With bitter determination, I resolved to go shopping again, and it went better than I expected. I found a simple, affordable gray pantsuit that actually fit me (a small miracle), and was appropriately conservative—or so I thought. The next morning, clad in my new outfit, I encountered my department head in the hallway. She scanned my outfit with a raised eyebrow. “Oh, a pant suit,” she observed bluntly. Then added, with an expertly calibrated touch of sarcasm, “How . . . European of you.”
Once again I couldn‘t decide if I should direct my energy toward deconstructing my latest fashion faux pas or just feeling humiliated. Could wearing a gray pantsuit really be edgy, even unprofessional? In 1989? And if she had such clear notions of what was unacceptable, why didn’t she just write me a list of what I was allowed to wear? I fantasized about showing up to work in jeans, a t-shirt, and maybe a sweater, too—so I could be comfortable and look chubby.
More specific advice came from a trusted coworker, Susan, who was smart, unpretentious, and experienced. She and I found ourselves in the women’s bathroom making polite small talk with the CEO (an older woman) while washing our hands. When the CEO left, Susan leaned toward me, gestured in the direction of the CEO, and dispensed the following wisdom without a trace of irony: “If you want to get ahead in this place, buy a turquoise suit. It’s her favorite color.” I was horrified. Petite women who can pass as middle schoolers have no business wearing turquoise suits. That much I was sure of.
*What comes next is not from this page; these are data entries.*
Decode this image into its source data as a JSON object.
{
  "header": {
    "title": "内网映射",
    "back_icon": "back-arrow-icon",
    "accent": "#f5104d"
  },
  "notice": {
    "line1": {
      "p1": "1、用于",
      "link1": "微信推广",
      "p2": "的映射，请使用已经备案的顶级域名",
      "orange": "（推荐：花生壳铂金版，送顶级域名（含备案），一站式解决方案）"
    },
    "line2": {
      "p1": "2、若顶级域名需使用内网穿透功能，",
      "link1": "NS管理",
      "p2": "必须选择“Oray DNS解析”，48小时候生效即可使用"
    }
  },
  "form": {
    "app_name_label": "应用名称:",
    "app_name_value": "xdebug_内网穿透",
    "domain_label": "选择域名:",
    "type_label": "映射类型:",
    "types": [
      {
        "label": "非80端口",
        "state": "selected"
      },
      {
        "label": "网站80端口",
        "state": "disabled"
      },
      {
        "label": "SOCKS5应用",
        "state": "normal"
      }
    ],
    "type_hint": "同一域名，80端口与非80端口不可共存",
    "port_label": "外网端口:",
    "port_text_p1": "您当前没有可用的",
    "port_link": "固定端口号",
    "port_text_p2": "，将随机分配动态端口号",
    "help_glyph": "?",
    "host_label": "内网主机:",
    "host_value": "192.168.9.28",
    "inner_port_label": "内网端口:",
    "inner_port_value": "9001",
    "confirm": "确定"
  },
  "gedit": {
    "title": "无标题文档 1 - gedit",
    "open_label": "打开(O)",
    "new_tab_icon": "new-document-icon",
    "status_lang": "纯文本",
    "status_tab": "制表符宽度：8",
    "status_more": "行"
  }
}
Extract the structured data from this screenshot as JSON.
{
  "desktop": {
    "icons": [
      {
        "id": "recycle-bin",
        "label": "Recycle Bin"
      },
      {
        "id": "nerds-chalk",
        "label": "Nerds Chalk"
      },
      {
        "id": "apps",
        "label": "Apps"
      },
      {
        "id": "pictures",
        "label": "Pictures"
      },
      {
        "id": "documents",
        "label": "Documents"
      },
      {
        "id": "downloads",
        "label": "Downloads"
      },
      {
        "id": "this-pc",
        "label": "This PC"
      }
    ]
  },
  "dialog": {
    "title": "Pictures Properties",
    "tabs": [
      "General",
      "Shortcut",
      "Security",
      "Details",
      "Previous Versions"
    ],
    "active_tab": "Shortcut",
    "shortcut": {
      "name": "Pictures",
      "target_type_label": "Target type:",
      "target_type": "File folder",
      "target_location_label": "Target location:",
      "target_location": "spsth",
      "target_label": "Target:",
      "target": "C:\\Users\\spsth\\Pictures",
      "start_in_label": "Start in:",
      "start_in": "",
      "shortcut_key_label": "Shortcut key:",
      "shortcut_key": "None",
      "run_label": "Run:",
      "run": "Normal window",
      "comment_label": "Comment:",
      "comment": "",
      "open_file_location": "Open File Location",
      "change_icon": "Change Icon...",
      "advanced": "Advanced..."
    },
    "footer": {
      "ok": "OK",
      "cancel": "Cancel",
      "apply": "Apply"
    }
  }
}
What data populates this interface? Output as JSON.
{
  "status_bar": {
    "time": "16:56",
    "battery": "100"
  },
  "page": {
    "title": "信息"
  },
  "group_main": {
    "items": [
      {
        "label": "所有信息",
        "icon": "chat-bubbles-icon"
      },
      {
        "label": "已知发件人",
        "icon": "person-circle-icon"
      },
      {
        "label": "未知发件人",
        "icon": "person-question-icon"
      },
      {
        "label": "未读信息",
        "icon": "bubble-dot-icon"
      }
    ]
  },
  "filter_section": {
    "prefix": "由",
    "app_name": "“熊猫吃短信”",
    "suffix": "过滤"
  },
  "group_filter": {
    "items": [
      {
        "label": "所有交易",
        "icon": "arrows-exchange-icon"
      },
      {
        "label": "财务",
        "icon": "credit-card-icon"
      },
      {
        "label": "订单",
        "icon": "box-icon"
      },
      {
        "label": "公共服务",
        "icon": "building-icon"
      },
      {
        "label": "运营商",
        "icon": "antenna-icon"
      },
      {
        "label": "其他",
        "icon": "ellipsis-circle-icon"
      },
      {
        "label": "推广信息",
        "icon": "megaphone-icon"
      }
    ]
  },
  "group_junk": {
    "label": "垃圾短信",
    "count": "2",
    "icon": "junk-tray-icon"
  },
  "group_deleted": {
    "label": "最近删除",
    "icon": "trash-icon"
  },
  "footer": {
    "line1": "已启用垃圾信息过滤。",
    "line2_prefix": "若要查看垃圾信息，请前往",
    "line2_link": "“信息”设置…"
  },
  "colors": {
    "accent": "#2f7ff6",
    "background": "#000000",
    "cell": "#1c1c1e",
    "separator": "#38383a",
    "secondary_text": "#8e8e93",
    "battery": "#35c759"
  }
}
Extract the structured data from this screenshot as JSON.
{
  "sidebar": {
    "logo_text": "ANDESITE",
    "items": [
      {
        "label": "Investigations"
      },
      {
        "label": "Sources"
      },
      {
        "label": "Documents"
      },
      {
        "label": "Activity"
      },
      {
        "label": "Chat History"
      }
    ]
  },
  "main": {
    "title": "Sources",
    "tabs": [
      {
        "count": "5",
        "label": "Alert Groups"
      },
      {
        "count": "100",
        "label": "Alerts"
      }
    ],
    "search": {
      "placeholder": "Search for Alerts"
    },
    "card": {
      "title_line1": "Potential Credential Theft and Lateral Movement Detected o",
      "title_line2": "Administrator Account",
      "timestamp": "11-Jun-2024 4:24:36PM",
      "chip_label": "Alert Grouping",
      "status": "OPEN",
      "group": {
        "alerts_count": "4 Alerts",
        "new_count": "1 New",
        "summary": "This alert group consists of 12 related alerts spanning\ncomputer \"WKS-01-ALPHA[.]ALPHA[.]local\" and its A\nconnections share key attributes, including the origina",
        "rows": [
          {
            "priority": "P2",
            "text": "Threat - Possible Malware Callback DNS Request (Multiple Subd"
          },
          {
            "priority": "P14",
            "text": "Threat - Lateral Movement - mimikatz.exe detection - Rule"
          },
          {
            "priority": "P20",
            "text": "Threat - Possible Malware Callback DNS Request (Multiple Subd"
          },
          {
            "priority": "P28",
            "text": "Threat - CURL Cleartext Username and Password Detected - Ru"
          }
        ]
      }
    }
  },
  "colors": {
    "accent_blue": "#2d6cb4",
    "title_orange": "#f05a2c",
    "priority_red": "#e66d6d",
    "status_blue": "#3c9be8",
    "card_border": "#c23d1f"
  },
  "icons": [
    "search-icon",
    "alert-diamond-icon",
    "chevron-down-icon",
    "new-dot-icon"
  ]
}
And that brings us back to the day of the trench coat incident, which started with my department head pointing at my lapel and stating coldly, “That coat may have been good enough for fundraising. It’s not good enough here. Get it cleaned.”
I finally crawled into bed around 11:00 that night after sticking the trench coat and a load of whites into the coin-operated dryer in the basement. I was worried my clothes would be wrinkled in the morning, but not worried enough to stay up another hour. I’d risk a lecture on wrinkles the next day.
But there would be no lecture on wrinkles or, in fact, any lecture on my trench coat ever again. Because crouching in the basement at 7:00 a.m., I found my entire load—coat, underwear, socks, and a few t-shirts—splattered liberally with something very, very black, and very, very baked-in. I went numb with shock and confusion. It looked like someone had thrown tar into the dryer. Did I have a secret enemy in the building?
I found the culprit in my trench coat pocket: a black ball-point pen that had not survived the dryer cycle. Apparently the only enemy I had in the building was myself.
As of that moment I had no winter coat—at least not one I could be seen wearing at my place of employment. So, for the next couple of months, I shivered my way to and from work in just a blazer, even in the snow.
But there’s one part of the trench coat incident that I remember with great fondness. For several weeks after the disaster, I got to enjoy the private, subversive thrill of knowing that regardless of what outfit I wore—no matter how professional I managed to look—my ink-splattered undergarments were in glorious, unrepentant violation of my department’s unofficial dress code.